Reading glasses: all of mine are the cheap $12 ones from the drugstore, because I like their funky frames, and magnification is magnification. The only pair I have that I dislike and never wear are the ones that cost $25.
The cheaper ones are less sturdy and more likely to be destroyed by, say, someone sitting down on them. That's why they come in multi-packs, I think. I've only ever broken one, but YMMV.
I get the 3 for $18 jobbies from Costco. And, I have 9 pairs. Because I'm terrible with leaving them places or tucking them into pockets.
I loved that Jamaican parody of the VW ad.
Oh, god help me, I've signed up for Linkedin.
I think LinkedIn is just one of those things. I am irritated at the people who shotgun out invites to random recipients, but mostly I think enough people have looked me up on there that it's handy keeping my profile current.
My optician said the difference between the reading glasses I paid $45+insurance for and the +2s he said to pick up anywhere is the quality of the frame and the consistent magnification across the whole lens.
If there are no drugstore brands particularly better or worse than any other maybe I'll pick up a couple so I can have a pair at my bedside, etc.
That Jamaica ad makes me very happy--my sister had also sent me an article with people complaining that Americans shouldn't be the ones making funny ads involving our culture--why aren't we doing it ourselves? It was an encouragement to not be ashamed of the things that set us apart, and to work our image.
But this is the biggest PR bump we've had in forever that doesn't involve the 100m.
Jesse, is the J'can VW video appropriate for good stuff?
And Hec, I think that's the same song playing on the real ad--Jimmy Cliff is singing.
Sure, why not? I'll throw it up there.
I got bangs! Sort of. I mean, I did, but my hair really only looks marginally different.
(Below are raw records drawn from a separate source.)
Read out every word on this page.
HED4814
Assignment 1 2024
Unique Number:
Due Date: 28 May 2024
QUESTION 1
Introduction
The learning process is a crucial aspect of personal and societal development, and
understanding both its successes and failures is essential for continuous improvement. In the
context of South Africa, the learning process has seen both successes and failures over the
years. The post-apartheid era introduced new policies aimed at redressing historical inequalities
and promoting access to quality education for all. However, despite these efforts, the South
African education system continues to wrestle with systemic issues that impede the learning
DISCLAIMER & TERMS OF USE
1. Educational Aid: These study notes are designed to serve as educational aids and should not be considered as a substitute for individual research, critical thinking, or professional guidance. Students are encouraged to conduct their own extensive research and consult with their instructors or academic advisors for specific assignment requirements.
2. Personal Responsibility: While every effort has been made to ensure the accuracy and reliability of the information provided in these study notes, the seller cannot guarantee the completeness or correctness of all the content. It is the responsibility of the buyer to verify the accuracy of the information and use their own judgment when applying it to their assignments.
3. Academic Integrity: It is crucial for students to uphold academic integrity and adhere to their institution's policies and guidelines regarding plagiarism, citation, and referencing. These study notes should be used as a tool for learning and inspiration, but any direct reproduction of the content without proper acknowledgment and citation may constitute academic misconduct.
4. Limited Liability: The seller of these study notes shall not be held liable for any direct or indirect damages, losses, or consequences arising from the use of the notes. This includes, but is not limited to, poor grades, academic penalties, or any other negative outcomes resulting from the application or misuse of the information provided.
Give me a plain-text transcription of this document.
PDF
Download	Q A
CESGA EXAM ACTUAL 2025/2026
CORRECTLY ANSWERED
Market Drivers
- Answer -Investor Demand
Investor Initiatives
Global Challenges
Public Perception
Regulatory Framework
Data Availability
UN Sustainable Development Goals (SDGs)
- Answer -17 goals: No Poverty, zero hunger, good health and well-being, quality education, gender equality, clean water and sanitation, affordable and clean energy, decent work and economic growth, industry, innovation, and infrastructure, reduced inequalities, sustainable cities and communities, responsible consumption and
Linkedin was pretty helpful tracking down an old reference for a job application. But it's not something I check all the time.
I survived the polar plunge. 20 minutes before jumping, I went to the bar for a shot of Jack Daniels. After I downed it, a teammate said, "That's a good idea!" and went up for one. Then she came back and said, "I just threw up a little. How do you not throw up?"
She is 21 years old. BAHAHAHAHAHAHAHAHA!
Out Drinking a 21 year old is pretty impressive.
Not fucking with Cash.
I think I would be on the ground at your feet within 1 hour.